Par elle se blesse, est le nouveau recueil de Julia Lepère, qui vient de paraître aux éditions Flammarion : un ensemble de fulgurances et de fragments qui sape toutes prises, toute clarté, pour nous embarquer dans la poésie comme évocation, insaisie ; et nous ravir, dans tous les sens du terme.

Il y a cette femme qui dit « je » et qui manque, corps-coeur du drame. Il y a ces absents, A., L., ces êtres qui défilent et imprègnent le texte de leur tapageuse imprésence. Et il y a la poésie, le besoin, la soif, le manque – car il manquera toujours quelque chose :

« J’ai joui tant de fois pour oublier que quelque part

J’attends encore de me réveiller »

Mais quoi ? Car ce n’est pas la déploration lyrique d’un réel qui insatisfait, car quel réel satisfait vraiment ? C’est ce qui gratte, ce qui coince, ne colle pas, in-adhérence du moi à l’histoire – l’injustice des départs, la déchirure des absences, la violence des fantômes, et pires encore sont ces fantômes présents, ceux à côté desquels on pourrait vivre mais dont on sent l’éloignement dans la profondeur du corps, alors « J’attends de descendre, dans la brûlure » ; comme qui tente de trouver la Raison de l’histoire, le Sens, presque d’un hégélianisme renversant. Car si s’efface ce qui fait corps, comment faire synthèse ?

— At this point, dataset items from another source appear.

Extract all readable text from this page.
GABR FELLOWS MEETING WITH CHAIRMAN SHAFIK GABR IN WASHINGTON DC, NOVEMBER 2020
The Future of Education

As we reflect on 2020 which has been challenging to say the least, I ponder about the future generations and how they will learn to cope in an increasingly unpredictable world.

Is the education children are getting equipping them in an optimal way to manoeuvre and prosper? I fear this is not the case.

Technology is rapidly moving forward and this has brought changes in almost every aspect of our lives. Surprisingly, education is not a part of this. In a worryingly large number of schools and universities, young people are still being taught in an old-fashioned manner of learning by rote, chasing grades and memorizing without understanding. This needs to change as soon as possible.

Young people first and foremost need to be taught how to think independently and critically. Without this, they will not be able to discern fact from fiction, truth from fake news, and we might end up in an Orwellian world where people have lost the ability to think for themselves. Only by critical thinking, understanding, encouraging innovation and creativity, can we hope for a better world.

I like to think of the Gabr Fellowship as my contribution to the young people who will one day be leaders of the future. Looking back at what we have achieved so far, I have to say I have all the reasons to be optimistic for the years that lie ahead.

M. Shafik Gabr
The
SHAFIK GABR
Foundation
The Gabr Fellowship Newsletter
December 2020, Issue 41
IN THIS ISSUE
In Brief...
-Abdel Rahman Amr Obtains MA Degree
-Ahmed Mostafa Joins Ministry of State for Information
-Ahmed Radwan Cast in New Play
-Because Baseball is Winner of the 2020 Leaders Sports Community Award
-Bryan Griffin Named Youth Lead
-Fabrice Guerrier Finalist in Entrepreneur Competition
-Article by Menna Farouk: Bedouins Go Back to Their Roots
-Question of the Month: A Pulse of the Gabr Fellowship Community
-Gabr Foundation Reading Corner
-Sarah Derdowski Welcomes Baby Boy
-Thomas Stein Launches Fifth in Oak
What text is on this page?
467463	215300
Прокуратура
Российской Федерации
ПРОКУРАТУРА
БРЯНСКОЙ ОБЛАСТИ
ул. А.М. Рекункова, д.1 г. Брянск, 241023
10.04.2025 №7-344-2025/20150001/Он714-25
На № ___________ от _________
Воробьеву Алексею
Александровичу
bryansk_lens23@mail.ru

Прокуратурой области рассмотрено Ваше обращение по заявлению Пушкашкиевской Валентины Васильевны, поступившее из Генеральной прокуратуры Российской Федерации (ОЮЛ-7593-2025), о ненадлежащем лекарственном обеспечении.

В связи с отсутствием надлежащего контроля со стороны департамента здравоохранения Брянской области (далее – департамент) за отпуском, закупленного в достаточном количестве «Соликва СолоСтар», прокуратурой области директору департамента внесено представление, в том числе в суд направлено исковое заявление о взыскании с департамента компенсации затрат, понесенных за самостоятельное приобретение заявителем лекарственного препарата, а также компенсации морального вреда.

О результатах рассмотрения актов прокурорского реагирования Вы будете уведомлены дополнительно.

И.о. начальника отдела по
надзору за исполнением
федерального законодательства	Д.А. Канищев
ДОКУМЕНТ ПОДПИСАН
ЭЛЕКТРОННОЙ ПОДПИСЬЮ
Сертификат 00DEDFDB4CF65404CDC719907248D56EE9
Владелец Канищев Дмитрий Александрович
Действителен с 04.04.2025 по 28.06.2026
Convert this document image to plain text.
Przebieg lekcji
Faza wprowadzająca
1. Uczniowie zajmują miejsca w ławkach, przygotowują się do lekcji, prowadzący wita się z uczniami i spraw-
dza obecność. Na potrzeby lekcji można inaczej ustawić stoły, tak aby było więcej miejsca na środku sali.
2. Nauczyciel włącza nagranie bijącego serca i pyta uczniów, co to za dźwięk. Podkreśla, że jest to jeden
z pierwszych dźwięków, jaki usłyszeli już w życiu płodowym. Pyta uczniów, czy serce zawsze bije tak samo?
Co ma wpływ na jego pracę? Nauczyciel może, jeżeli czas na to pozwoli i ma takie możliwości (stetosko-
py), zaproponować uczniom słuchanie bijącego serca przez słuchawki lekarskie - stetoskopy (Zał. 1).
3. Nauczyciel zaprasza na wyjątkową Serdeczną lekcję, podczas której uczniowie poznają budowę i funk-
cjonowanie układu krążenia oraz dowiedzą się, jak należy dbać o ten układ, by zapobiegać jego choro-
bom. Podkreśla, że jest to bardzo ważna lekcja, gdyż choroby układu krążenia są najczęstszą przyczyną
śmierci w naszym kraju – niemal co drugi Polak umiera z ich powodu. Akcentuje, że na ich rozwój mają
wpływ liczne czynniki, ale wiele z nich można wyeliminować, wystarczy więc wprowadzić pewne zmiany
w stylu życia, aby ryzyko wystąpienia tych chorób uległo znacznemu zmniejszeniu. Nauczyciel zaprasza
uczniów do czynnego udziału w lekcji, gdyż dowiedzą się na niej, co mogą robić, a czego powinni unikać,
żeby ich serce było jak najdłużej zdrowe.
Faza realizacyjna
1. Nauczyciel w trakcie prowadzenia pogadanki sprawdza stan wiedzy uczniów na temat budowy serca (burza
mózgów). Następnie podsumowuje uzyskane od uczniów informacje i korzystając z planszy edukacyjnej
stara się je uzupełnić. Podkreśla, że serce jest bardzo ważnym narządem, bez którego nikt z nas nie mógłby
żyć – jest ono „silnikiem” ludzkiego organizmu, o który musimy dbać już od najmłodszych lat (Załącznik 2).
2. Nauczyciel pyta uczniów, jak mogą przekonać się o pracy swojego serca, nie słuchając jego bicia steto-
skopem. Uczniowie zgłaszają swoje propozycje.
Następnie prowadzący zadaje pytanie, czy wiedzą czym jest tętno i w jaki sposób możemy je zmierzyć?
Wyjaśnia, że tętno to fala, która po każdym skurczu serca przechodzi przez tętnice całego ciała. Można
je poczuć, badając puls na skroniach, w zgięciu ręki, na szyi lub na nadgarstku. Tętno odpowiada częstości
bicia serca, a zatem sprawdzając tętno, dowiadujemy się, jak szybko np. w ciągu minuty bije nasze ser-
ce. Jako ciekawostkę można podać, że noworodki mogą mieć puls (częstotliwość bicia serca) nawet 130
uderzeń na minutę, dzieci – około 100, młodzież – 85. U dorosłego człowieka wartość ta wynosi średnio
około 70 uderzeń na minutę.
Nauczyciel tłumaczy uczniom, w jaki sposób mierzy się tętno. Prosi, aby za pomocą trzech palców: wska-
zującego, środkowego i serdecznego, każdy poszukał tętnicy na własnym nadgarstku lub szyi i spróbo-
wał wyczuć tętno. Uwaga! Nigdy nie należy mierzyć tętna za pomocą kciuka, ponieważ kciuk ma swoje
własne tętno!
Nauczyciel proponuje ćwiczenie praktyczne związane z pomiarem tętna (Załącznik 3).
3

« Le visage de A. se voit dans les nuages séparés

Dans l’épaisseur des nuages, la détresse de A. se voit

Je pleure pour qu’il pleuve

Et se dissipe »

Dire Tu te sépares de moi, arrachant la synthèse, éclatant le coeur-corps de l’histoire

tu laisses à la nuit la séparation / briser l’hétérogène – l’amour d’un être mortel, la besogne

quelque chose noir

Car il y a du Roubaud – du moins de ce Roubaud précisément chez Julia Lepère, de cette écriture qui creuse le gouffre de l’invisible, épuisée de l’impossible conjuration et pourtant : fragments, éclats, brûlure-matière de l’absence ; rien de plus présent que l’absence

« […] et les fantômes

font-ils des traces il dit qu’il oublie tout

et moi c’est le contraire alors sur sa carte

à elle je cherche

une ville blanche je suis allée partout

nulle part ne m’appartient »

La trace. Et le déracinement de l’absence. Le mot est lancé dans sa torpeur de fantôme, ce qui succède, désespère de nous succéder, toujours chevillée au corps la trace – pied de vigne, sang bouillant, défoncer les murs qui heurtent

« Il dit que dans l’arène le taureau

Doit embrasser

Sa fin mais tu, rouge d’étoffe soutiens toujours

La foule »

Être l’arène et se perdre à la foule – solitude au corps-coeur du tumulte, le devenir-séparé, le devenir-besogne de soi-même et l’étourdissement même

« Et mon sang, quand tu pars

Vers où peut-il aller »

Ne faire qu’un tour, parler de soi ; ce qui ne revient pas toujours à se dire, mais laisser poindre la parole; le reste viendra, le sens n’a pas sa place dans le désordre des départs, et rien n’en rend mieux compte que cette poésie heurtée, ces sursauts qui puisent encore longtemps dans l’être-seule

« […] je suis née à

La menace d’une braise

Dans ma gorge à moi

Les sexes les mots sont

Au point bleu d’une âme qui s’éteint sans connaître

Son gouffre,

Vous voyez »

Et ta gorge à toi Julia récite les fragments de l’histoire impossible et de la trace, des imprésences et du creux.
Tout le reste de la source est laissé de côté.